Richard Grossman (November 14, 1937 – October 2, 1992) was a jazz pianist known for his work as an improviser. He began his musical career in the late 1950s in Philadelphia, moved to the Bay Area of California in 1978, to record with a band of his making in Philadelphia, Duck Soup, and moved to Los Angeles in 1979, where he lived with his wife, poet Dorothea Grossman, until his death. Over the span of his career, he collaborated with musicians including Lee Morgan, Clarence Sharpe, Reggie Workman, and Alex Cline.

==Life and career==
Born in New York City on November 14, 1937, Grossman grew up in Mississippi and Georgia during his early life. His teenage years were spent in Pennsylvania where he attended schools in Harrisburg and Philadelphia. He began his professional career as a jazz pianist while a high school student in Philadelphia in the mid 1950s. During the latter half of the 1950s he was an active part of the post-bop jazz scene in that city, playing with musicians like trumpeter Lee Morgan; double bassists Jimmy Garrison, Henry Grimes, and Reggie Workman; and saxophonist Odean Pope to name a few.

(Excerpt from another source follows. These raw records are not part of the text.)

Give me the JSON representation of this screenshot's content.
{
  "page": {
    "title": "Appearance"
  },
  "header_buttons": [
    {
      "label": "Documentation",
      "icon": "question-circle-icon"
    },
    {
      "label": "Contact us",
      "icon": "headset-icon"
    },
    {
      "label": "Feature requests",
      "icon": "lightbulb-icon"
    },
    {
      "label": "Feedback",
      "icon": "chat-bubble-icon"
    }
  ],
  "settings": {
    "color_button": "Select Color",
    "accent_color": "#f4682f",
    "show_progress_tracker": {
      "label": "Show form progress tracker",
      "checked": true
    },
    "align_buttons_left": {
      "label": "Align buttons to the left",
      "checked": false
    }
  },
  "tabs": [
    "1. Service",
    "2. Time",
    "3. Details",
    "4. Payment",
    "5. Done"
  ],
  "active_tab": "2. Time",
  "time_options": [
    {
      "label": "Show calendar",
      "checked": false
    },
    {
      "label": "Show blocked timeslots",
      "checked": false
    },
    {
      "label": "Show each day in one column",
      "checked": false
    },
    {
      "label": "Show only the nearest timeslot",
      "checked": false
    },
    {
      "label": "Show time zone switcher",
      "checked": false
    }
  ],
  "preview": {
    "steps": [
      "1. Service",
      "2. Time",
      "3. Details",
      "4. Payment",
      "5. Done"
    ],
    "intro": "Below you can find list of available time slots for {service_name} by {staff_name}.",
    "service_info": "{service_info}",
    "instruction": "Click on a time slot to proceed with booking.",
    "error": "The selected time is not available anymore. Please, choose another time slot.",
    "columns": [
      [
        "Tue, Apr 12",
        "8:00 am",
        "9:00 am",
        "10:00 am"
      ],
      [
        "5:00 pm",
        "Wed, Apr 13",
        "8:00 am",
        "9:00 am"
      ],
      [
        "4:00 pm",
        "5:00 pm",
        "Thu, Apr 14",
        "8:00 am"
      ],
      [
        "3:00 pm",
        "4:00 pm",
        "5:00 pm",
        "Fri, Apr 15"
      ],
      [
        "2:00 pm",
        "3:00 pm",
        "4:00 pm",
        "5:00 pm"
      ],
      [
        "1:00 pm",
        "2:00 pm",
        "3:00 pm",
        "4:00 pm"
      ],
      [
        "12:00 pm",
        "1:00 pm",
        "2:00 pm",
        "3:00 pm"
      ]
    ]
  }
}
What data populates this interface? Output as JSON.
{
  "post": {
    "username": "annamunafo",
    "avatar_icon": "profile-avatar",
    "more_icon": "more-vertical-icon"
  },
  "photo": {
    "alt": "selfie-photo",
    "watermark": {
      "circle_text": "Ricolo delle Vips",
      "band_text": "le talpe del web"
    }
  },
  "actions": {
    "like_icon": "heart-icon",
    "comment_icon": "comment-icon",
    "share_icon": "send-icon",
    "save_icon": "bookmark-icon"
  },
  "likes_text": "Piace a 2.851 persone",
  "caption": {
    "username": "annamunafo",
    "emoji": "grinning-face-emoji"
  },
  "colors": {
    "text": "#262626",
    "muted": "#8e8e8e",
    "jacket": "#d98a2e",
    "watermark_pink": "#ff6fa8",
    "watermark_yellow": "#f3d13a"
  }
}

In 1963 Grossman began playing free jazz and he led the New Music Quintet, a Philadelphia free jazz ensemble, in 1965-1965. He produced the first formal Philadelphia concert of free jazz in May 1965. From 1972-1978 he led the rock band Duck Soup, first in Philadelphia and then in San Francisco, California.

In 1978 Grossman moved to Los Angeles and was thereafter primarily active as a solo artist. He did, however, still occasionally lead small groups of musicians with whom he made a few recordings, including In the Air (1989, Nine Winds 0146) and Trio in Real Time (1989–90, Nine Winds 0134). From 1989 until his death in Los Angeles on October 2, 1992 he taught improvised music and jazz on the faculty of the Southern California Institute of Architecture.